When I first heard about Griffin’s removal from office, I felt that strange mixture of joy and darkness that comes upon hearing that something bad has happened to someone I dislike. Good riddance to … well, you know the rest. But once I got beyond those feelings of schadenfreude, I realized this isn’t just about Griffin.

I don’t think this was what Congress had in mind more than 150 years ago when the amendment was passed. And, I don’t think every person who was in any way involved in the events of Jan. 6 should be prohibited from ever running for office again, which would be the logical result of this ruling. Once you declare something to be rebellion or treason, how do you parse out how much of that is OK?

Griffin wasn’t running for re-election, and only had a few more weeks left in office anyway. But, this ruling could set a precedence that impacts more than just him.

I’m not sure how we classify the events of Jan. 6, beyond the obvious fact that it was a violent mob that is now being sent to prison, one by one. The sooner the better. Those higher up the chain should be held responsible, but not under laws that haven’t been enforced in more than a century.

Judges always get to have the last word in their rulings, and Mathew makes a valid debating point about the flawed logic of Griffin’s defense. But I don’t think that matters.

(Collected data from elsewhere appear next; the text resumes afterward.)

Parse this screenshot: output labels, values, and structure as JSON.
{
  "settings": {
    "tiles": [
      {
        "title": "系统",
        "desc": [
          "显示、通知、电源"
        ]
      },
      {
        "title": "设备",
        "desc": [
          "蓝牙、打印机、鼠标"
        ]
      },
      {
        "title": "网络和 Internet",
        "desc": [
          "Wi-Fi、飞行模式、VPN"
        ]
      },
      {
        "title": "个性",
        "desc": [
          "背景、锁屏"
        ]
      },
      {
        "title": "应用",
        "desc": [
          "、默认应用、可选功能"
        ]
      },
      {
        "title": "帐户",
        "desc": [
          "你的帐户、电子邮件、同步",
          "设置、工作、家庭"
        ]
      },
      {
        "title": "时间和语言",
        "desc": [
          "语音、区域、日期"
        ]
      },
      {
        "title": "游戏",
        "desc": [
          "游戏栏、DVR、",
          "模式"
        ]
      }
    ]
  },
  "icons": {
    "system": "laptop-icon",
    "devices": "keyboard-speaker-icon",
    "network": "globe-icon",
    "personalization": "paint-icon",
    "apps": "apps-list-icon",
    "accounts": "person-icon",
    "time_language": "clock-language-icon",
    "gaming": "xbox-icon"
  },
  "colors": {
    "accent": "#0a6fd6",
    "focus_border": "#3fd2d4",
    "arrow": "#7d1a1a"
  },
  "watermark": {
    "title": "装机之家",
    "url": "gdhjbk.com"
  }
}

It comes down to a pretty fundamental question of who gets to pick our leaders, the voters or the courts. Judges need to be standing on rock-solid ground when they take it upon themselves to overturn the results of an election whose legitimacy has never been contested.

Stretching the 14th Amendment to lump Trump supporters in with the Confederate rebels of the Civil War seems like anything but rock-solid to me.